Depuis son lancement sur TF1, Bonjour ! La matinale s’est progressivement imposée dans le paysage du petit matin. Portée par Bruce Toussaint, qui a fait son grand retour ce 18 mai après un accident, l’émission a réussi à trouver son public malgré une case longtemps compliquée pour la chaîne.
Entre septembre et décembre 2025, le programme rassemblait en moyenne 385 000 téléspectateurs chaque jour, soit 12,7 % du public. Une progression qui permet aujourd’hui à TF1 de rivaliser avec Télématin mais aussi avec les chaînes d’information en continu. Et ce mercredi 20 mai 2026, c’est un échange très animé entre Jacques Legros et Cécile de Ménibus qui a retenu l’attention des téléspectateurs.
Jacques Legros recadre Cécile de Ménibus sur l’orthographe dans Bonjour! la matinale de TF1
Tout est parti d’un sujet lancé par Christophe Beaugrand autour du baccalauréat professionnel. Le joker de Bruce Toussaint, qui anime aussi Bonjour et vous !, annonce alors qu’à partir de cette année, les fautes d’orthographe seront davantage prises en compte dans les copies, conformément à une mesure défendue par le ministre de l’Éducation nationale, Édouard Geffray. "Toute copie avec un niveau d'orthographe insuffisant ne pourra pas avoir la moyenne", rappelle alors Christophe Beaugrand à l’antenne.

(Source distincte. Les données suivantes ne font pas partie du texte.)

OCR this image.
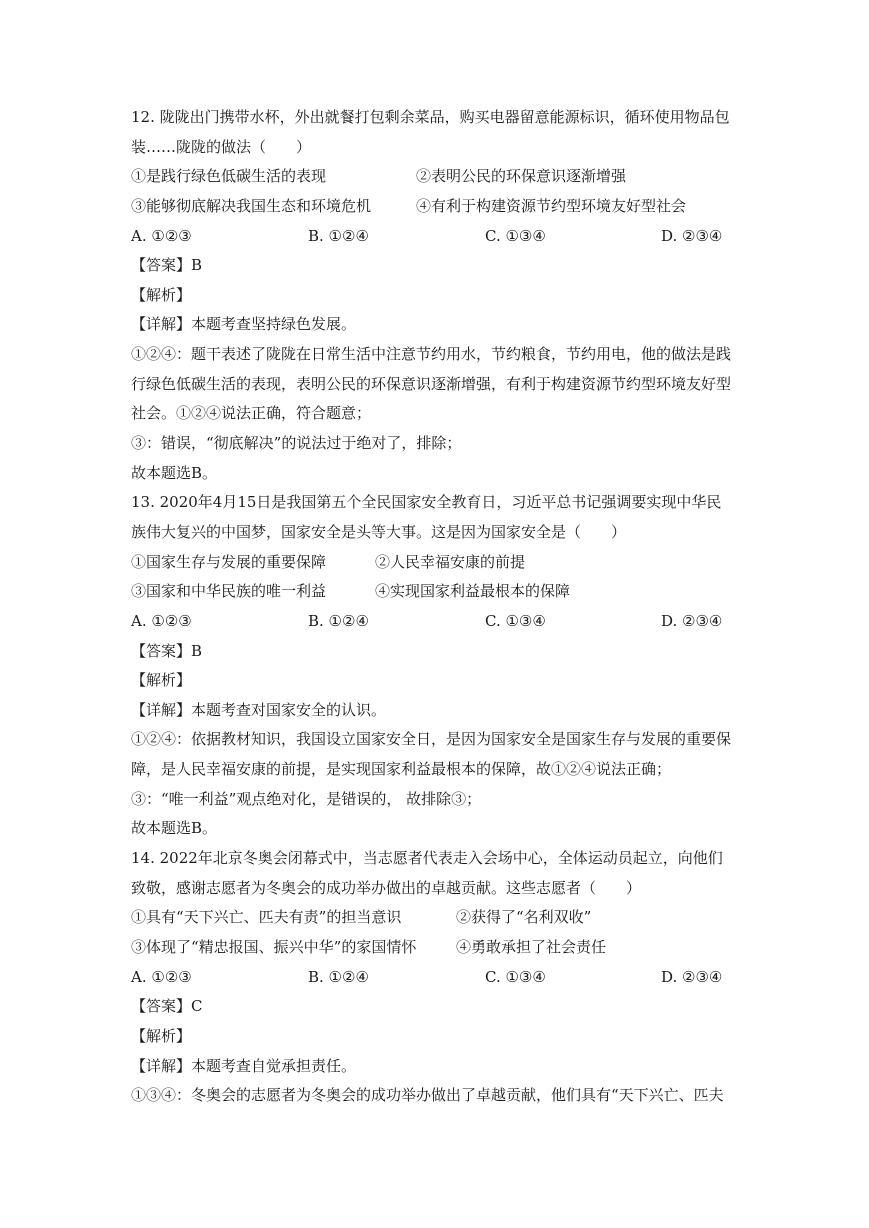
12. 陇陇出门携带水杯，外出就餐打包剩余菜品，购买电器留意能源标识，循环使用物品包
装……陇陇的做法（　　）
①是践行绿色低碳生活的表现	②表明公民的环保意识逐渐增强
③能够彻底解决我国生态和环境危机	④有利于构建资源节约型环境友好型社会
A. ①②③	B. ①②④	C. ①③④	D. ②③④
【答案】B
【解析】
【详解】本题考查坚持绿色发展。
①②④：题干表述了陇陇在日常生活中注意节约用水，节约粮食，节约用电，他的做法是践
行绿色低碳生活的表现，表明公民的环保意识逐渐增强，有利于构建资源节约型环境友好型
社会。①②④说法正确，符合题意；
③：错误，“彻底解决”的说法过于绝对了，排除；
故本题选B。
13. 2020年4月15日是我国第五个全民国家安全教育日，习近平总书记强调要实现中华民
族伟大复兴的中国梦，国家安全是头等大事。这是因为国家安全是（　　）
①国家生存与发展的重要保障	②人民幸福安康的前提
③国家和中华民族的唯一利益	④实现国家利益最根本的保障
A. ①②③	B. ①②④	C. ①③④	D. ②③④
【答案】B
【解析】
【详解】本题考查对国家安全的认识。
①②④：依据教材知识，我国设立国家安全日，是因为国家安全是国家生存与发展的重要保
障，是人民幸福安康的前提，是实现国家利益最根本的保障，故①②④说法正确；
③：“唯一利益”观点绝对化，是错误的， 故排除③；
故本题选B。
14. 2022年北京冬奥会闭幕式中，当志愿者代表走入会场中心，全体运动员起立，向他们
致敬，感谢志愿者为冬奥会的成功举办做出的卓越贡献。这些志愿者（　　）
①具有“天下兴亡、匹夫有责”的担当意识	②获得了“名利双收”
③体现了“精忠报国、振兴中华”的家国情怀	④勇敢承担了社会责任
A. ①②③	B. ①②④	C. ①③④	D. ②③④
【答案】C
【解析】
【详解】本题考查自觉承担责任。
①③④：冬奥会的志愿者为冬奥会的成功举办做出了卓越贡献，他们具有“天下兴亡、匹夫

Très vite, Cécile de Ménibus fait part de son désaccord. Selon elle, sanctionner les élèves au moment du bac n’est pas forcément juste après des années de difficultés accumulées à l’école. "On les réprime sur un échec qui n'est pas le leur", lance-t-elle d’abord avant d’ajouter : "Il aurait fallu regarder déjà en CP, CE1, CE2, CM2... Ce n'est pas au mois de juin qu'on décide : les gars, vous avez un problème d'orthographe". Pour la chroniqueuse, le système scolaire aurait laissé s’installer certaines lacunes pendant des années avant de vouloir sanctionner les élèves au dernier moment. "Je trouve ça dingue de dire qu'in fine, quand vous arrivez au bac, on se rend compte que vous ne savez pas trop écrire l'orthographe...", poursuit-elle. Mais cette prise de position n’a clairement pas convaincu Jacques Legros.

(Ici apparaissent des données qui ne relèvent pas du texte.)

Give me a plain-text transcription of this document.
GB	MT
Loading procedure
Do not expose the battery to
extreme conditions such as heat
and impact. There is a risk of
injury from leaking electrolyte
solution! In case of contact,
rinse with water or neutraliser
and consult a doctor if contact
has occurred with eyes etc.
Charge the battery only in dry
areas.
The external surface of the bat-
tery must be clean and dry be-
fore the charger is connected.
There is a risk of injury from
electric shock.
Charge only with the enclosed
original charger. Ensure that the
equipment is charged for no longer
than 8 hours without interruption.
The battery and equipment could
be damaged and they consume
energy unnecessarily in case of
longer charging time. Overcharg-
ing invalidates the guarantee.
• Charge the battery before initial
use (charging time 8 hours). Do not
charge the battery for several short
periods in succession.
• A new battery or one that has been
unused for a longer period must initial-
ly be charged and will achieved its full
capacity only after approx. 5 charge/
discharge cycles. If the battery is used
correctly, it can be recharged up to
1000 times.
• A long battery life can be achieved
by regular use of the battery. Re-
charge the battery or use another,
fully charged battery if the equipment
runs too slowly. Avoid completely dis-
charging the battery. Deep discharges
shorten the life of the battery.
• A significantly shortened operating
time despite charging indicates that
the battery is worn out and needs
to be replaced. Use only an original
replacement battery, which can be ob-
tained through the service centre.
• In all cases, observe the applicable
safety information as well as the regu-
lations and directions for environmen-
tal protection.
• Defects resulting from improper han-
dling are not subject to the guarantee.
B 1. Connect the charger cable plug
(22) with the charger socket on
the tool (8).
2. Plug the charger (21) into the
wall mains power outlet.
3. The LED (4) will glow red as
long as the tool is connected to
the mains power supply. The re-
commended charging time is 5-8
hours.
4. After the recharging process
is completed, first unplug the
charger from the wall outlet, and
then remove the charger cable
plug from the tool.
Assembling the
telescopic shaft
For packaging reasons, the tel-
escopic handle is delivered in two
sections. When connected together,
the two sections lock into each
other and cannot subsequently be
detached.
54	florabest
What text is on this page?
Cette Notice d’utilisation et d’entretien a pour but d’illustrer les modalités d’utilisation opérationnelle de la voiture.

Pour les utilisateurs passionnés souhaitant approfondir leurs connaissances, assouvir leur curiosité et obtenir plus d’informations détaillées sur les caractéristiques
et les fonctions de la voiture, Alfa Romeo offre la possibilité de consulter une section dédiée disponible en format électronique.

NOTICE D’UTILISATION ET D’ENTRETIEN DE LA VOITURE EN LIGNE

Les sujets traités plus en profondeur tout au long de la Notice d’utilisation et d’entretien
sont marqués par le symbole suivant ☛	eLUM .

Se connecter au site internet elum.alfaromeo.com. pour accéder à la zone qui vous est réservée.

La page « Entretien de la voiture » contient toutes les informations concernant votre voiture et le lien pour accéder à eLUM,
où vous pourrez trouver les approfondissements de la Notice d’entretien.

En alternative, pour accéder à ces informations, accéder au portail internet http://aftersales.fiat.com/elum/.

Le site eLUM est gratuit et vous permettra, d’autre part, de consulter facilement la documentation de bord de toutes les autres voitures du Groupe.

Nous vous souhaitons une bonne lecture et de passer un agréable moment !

Jacques Legros : “C’est le coffre-fort de notre culture !”
Face aux arguments de Cécile de Ménibus, Jacques Legros n’a pas caché son agacement. Le journaliste (qui a récemment dévoilé le montant de sa retraite) prend alors la parole avec beaucoup de fermeté pour défendre l’importance de la langue française et de l’orthographe. "Ce n'est pas une raison pour l'accepter, ma chère Cécile", réplique-t-il immédiatement avant de poursuivre, beaucoup plus passionné. "Et c'est insupportable, on est dans une dérive de la langue et de l'orthographe. Vous savez, c'est le coffre-fort de notre culture." Il va même plus loin en dénonçant les nombreuses fautes de français qu’il estime voir partout de nos jours. "Si l'on veut garder un peu de notre culture, il faut accepter de faire un effort en orthographe et aussi dans le langage ! Toutes les fautes de français qui peuplent les médias aujourd'hui, c'est hallucinant", lance-t-il encore.
Pour détendre l’atmosphère, Cécile de Ménibus rebondit alors sur le fameux débat autour du mot nénuphar, dont l’orthographe a évolué avec la réforme de 1990. "Comment on écrit nénuphar ? Regardez le problème, depuis 1990, on peut aussi l'écrire avec un F, sauf que tout le monde ne le sait pas", explique-t-elle. Mais Jacques Legros garde la même ligne et conclut avec une phrase qui a beaucoup fait réagir sur les réseaux sociaux : "Quand une faute s'installe, elle devient la règle."